With the rates of crime as they are today, it is a good idea to make your business premises as safe as you possibly can. Theft is not just limited to physical objects anymore: in fact, it is data theft that seems to be on the rise, and it can be even more dangerous than getting expensive assets stolen, as the perpetrator may have access to sensitive data that may be critical to your business. All in all, theft can cost you a lot more than having to deal replacing stolen machines or other physical devices.
When it comes to adding security devices nowadays, you will most likely think of video surveillance systems at some point. This is because the price of implementing such systems has slowly come down, making it possible for small businesses to afford this commodity. Furthermore, integrating a video surveillance system can be quite easy nowadays, due to most businesses already having an adequate local area network in place, complete with a POE network switch, to which video cameras can be connected almost seamlessly.

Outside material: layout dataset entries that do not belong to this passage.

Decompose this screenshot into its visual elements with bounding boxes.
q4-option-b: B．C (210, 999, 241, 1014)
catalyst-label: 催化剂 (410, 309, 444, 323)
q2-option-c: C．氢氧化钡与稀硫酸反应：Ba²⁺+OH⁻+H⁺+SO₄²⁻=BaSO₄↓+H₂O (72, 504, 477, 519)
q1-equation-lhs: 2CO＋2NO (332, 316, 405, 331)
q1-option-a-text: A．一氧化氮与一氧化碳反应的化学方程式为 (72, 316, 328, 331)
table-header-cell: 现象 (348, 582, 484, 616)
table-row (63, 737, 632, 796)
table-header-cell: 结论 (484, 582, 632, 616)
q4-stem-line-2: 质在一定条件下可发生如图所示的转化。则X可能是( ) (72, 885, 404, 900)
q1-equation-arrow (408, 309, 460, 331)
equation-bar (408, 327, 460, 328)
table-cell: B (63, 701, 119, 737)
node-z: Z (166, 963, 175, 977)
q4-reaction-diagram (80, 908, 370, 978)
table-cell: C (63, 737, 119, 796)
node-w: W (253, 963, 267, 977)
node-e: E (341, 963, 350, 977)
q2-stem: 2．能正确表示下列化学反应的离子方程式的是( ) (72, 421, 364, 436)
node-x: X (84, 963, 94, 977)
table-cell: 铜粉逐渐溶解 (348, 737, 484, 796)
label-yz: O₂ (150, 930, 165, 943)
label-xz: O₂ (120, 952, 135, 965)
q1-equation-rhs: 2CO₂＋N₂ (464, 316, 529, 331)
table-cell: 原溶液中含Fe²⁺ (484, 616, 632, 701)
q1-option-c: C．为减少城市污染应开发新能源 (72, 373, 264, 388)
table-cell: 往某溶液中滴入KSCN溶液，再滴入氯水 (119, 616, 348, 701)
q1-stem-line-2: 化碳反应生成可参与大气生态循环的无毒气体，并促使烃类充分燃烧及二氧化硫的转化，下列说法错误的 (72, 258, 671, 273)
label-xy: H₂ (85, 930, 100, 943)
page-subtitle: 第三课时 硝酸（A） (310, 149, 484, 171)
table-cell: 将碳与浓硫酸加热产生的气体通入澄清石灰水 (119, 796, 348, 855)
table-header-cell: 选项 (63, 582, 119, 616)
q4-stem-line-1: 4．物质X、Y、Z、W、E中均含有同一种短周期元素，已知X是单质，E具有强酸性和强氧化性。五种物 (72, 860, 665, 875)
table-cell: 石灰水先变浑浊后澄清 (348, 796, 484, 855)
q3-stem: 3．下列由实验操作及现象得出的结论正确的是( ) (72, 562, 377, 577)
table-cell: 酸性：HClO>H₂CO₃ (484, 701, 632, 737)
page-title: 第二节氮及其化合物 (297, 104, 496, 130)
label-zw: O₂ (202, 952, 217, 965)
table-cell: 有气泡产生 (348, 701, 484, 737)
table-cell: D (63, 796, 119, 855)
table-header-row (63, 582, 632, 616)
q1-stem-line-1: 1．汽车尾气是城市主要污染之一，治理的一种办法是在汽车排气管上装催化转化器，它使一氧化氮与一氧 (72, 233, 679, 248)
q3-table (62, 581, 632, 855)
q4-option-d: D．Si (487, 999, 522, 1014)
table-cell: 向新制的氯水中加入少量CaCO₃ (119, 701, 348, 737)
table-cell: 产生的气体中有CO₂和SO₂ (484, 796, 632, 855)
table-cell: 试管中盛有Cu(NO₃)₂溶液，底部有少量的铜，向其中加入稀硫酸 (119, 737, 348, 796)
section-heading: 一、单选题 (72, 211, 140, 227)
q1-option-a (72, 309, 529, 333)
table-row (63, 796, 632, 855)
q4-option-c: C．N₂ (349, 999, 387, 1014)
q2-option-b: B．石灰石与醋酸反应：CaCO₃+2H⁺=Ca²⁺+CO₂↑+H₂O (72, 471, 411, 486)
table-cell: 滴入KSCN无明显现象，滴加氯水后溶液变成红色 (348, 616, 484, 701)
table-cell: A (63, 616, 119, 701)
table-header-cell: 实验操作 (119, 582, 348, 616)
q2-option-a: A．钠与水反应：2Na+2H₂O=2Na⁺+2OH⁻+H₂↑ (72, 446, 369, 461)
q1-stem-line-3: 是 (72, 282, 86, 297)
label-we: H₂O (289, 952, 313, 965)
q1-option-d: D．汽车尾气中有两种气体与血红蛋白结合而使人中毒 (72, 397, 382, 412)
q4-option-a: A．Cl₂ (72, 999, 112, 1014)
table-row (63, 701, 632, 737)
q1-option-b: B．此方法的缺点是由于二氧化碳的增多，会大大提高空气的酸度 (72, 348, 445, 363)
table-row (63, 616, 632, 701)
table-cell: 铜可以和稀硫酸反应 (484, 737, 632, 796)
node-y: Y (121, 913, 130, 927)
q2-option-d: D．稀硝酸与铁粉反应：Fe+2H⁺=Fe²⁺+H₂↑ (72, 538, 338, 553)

While your network may already be capable of integrating a video surveillance system, you may still want to make sure to do a few checks to as to be absolutely sure of it. Pay attention to the following points in particular:
The recommended network speed for video surveillance systems to work properly is a network capable of working at least up to 100 Mbps. If you want clearer pictures or want to add more cameras, a Gigabit Ethernet connection can also be considered. Most wired networks are usually in this speed range unless yours was installed many years ago. What you may want to keep in mind is that wireless network may not work with video surveillance systems due to the majority of them operating at 54 Mbps.
Router and Switching Device
A normal router and network switch should suffice to connect all of your cameras to your Internet network. Of course, a fiber optic switch provides higher speeds, but it also costs more to purchase and it isn’t absolutely necessary. You will need to change settings in order to provide your cameras with the required QoS and segmentation, so calling in an expert for help isn’t a bad idea.
The amount of storage you need for video surveillance systems depends on a few major factors: the quality of the video stream and the retention period of your video feed. It may be possible to get away with using smaller storage media by reducing the resolution or by only storing a few hours of video at any time. Nevertheless, this is not recommended due to how cheap storage space has become these days.